Nicht gekennzeichnete Nato-Kampfflugzeuge treffen derzeit auf der türkischen Militärbasis Iskenderum an der syrischen Grenze ein, die sowohl Waffen aus den Arsenalen Muammar Gaddafis als auch Freiwillige des Nationalen libyschen Übergangsrates überbringen, die erfahren darin sind, lokale Freiwillige gegen ausgebildete Soldaten aufzustellen, eine Fähigkeit, die sie sich in der Konfrontation mit Gaddafis Armee aneigneten. Iskenderum ist ausserdem der Sitz der Freien Syrischen Armee, dem bewaffneten Flügel des Syrischen Nationalrates. Französische und britische Ausbildner für Sondereinsatztruppen sind vor Ort und unterstützen die syrischen Rebellen, während die CIA und die US Spec Ops [US Special Opera­tions Command; abgekürzt USSOCOM oder auch SOCOM] Kommunikationsausrüstung und Geheimdienstinformation liefern, um der Sache der Rebellen zu helfen, indem sie die Kämpfer dazu befähigen, Konzentrationen syrischer Soldaten zu meiden.
CIA-Analysten stehen dem Marsch in den Krieg skeptisch gegenüber.
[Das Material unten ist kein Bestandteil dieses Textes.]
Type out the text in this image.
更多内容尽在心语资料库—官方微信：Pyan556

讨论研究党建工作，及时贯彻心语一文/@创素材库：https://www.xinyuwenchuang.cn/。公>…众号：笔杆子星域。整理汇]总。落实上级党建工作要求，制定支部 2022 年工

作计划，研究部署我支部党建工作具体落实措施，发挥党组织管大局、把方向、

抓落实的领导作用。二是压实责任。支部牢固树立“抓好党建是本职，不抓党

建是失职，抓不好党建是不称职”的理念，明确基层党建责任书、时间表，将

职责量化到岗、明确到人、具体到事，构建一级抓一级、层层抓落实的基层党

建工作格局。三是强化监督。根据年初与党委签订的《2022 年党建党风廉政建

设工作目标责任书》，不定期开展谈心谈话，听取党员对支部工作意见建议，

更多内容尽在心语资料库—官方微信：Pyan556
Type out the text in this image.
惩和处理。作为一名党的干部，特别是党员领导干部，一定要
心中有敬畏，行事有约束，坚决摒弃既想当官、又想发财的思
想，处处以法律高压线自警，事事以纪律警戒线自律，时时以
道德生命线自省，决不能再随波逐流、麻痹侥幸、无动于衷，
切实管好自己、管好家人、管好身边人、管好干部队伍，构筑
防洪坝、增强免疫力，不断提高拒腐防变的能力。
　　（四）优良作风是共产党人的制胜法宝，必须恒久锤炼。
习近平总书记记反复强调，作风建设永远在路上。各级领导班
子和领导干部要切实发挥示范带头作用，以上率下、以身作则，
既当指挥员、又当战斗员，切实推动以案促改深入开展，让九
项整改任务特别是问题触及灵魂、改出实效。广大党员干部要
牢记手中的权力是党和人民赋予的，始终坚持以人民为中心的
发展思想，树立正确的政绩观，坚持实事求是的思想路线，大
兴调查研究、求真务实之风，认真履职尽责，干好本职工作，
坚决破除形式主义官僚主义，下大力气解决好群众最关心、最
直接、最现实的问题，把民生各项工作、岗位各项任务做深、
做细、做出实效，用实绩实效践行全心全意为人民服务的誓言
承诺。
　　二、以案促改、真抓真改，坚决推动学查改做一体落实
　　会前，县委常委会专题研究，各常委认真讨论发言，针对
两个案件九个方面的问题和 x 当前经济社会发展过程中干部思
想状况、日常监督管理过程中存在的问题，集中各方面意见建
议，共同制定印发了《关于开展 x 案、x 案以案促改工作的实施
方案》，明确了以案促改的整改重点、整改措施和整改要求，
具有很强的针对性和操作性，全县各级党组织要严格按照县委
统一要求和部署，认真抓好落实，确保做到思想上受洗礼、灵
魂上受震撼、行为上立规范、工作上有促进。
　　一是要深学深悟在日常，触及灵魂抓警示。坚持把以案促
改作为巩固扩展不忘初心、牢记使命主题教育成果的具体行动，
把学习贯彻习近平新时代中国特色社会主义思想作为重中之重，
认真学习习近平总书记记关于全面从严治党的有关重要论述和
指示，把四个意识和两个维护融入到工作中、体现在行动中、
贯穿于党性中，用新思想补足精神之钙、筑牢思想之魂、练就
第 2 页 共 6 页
Der oft zitierte Bericht der Vereinten Nationen, wonach mehr als 3500 Zivilisten von Soldaten Assads getötet worden seien, basiert weitgehend auf Quellen der Rebellen und ist unbestätigt. Die Agency hat sich geweigert, die Forderungen abzusegnen. Genauso erweisen sich Berechnungen von massenhaftem Überlaufen aus der syrischen Armee und Schlachten zwischen Deserteuren und loyalen Soldaten als Erfindung, wobei einige wenige Überläufer unabhängig bestätigt worden sind. Dies Behauptungen der syrischen Regierung, dass sie von Rebellen überfallen werde, die von ausländischen Regierungen bewaffnet, trainiert und finanziert werden, sind eher wahr denn falsch.
In den Vereinigten Staaten schliessen sich viele Freunde Israels der Forderung nach Regime Change an und glauben, ein geschwächtes Syrien, das durch Bürgerkrieg gespalten ist, werde keine Gefahr für Tel Aviv darstellen. Aber sie sollten sich das nochmals überlegen, da diese Entwicklungen dazu neigen, sich ins Gegenteil zu verkehren. Die bestorganisierte und -finanzierte politische Oppositionsbewegung in Syrien ist die Muslimbruderschaft.    •

* Philip Giraldi ist ehemaliger CIA-Mitarbeiter und heute verantwortlicher Direktor des Council for the National Interest.